DECLARE @systemMessage NVARCHAR(MAX) = 
'You are an Adventure Works product expert. Follow these rules:
1. Answer only using the product information provided
2. Do not invent features or specifications
3. If information is missing, tell the customer you''ll need to check
4. Keep responses under 100 words
5. Suggest related products when relevant';

These instructions help the model stay focused and provide useful, accurate answers.

Control model behavior

The request payload includes a couple of parameters that affect how the model generates responses:

  • max_tokens limits response length. For detailed product answers, 500 to 1,000 works well.
  • temperature controls creativity on a scale from 0 to 2. Lower values (0.3 to 0.5) produce more consistent, factual responses. Higher values let the model get more creative, which you usually don't want for RAG.

Controlling the tokens and temperature helps ensure the model behaves predictably when grounded in your data.

Construct the complete payload

Here's how you might build a RAG prompt for a product question using Adventure Works tables:

DECLARE @userQuestion NVARCHAR(1000) = 'Which pedals are compatible with the Mountain-500?';
DECLARE @questionVector VECTOR(1536);
DECLARE @context NVARCHAR(MAX);
DECLARE @payload NVARCHAR(MAX);

-- Generate embedding for the question
SELECT @questionVector = AI_GENERATE_EMBEDDINGS(@userQuestion USE MODEL my_embedding_model);

-- Get product context using vector search
SET @context = (
    SELECT TOP 3
        p.Name AS ProductName,
        p.Color,
        p.Size,
        pc.Name AS Category,
        pm.Name AS Model
    FROM Production.Product p
    INNER JOIN Production.ProductSubcategory ps ON p.ProductSubcategoryID = ps.ProductSubcategoryID
    INNER JOIN Production.ProductCategory pc ON ps.ProductCategoryID = pc.ProductCategoryID
    INNER JOIN Production.ProductModel pm ON p.ProductModelID = pm.ProductModelID
    ORDER BY VECTOR_DISTANCE('cosine', p.DescriptionVector, @questionVector)
    FOR JSON PATH
);

-- Build the prompt
SET @payload = JSON_OBJECT(
    'messages': JSON_ARRAY(
        JSON_OBJECT(
            'role': 'system', 
            'content': 'You are an Adventure Works product assistant.
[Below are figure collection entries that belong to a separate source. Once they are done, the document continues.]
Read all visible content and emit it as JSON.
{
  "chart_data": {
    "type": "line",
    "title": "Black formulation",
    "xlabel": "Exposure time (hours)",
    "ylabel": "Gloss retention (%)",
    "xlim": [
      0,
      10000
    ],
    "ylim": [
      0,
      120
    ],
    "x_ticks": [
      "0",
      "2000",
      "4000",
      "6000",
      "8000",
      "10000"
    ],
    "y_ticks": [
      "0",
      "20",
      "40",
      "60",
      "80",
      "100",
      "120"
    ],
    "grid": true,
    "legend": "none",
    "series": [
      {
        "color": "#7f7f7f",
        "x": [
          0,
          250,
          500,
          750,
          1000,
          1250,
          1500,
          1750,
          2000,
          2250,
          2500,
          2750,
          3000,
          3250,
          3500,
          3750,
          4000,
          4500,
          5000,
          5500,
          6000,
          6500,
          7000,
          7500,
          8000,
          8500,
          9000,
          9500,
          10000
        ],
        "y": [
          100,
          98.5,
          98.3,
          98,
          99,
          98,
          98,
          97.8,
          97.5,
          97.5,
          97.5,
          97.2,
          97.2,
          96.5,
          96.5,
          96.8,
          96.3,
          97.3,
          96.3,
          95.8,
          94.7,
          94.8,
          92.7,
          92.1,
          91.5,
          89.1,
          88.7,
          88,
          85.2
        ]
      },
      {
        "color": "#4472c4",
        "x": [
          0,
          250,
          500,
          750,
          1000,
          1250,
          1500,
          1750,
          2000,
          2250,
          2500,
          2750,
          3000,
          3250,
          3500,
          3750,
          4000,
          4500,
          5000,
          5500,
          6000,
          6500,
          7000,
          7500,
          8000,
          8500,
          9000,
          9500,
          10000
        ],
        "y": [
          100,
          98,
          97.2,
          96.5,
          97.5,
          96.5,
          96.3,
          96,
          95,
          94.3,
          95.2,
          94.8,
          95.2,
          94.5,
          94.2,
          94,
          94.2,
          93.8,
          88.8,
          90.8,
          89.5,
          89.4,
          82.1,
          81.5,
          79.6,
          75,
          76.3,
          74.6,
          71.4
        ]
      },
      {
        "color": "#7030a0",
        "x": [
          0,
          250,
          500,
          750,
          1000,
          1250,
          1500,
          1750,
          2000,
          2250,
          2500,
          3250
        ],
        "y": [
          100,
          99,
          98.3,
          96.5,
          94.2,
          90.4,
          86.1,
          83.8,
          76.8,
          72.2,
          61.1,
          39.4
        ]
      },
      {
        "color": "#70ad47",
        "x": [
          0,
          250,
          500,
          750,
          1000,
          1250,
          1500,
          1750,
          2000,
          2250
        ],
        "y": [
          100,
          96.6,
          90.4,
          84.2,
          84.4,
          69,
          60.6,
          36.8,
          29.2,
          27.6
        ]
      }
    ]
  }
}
Use only the provided product data to answer questions.'
        ),
        JSON_OBJECT(
            'role': 'user', 
            'content': 'Product data: ' + @context + CHAR(10) + 'Question: ' + @userQuestion
        )
    ),
    'max_tokens': 500,
    'temperature': 0.5
);

The @payload variable now contains everything the model needs: your grounding instructions, the retrieved product data, and the customer's question. All you need to do is send it to the model endpoint and handle the response.

Key takeaways

The prompt is where retrieval becomes useful. Your JSON context means nothing unless you tell the model how to use it. Set clear grounding rules in the system message so the model sticks to your data. Keep temperature low for factual answers. Use JSON_OBJECT and JSON_ARRAY to build valid JSON payloads directly in T-SQL.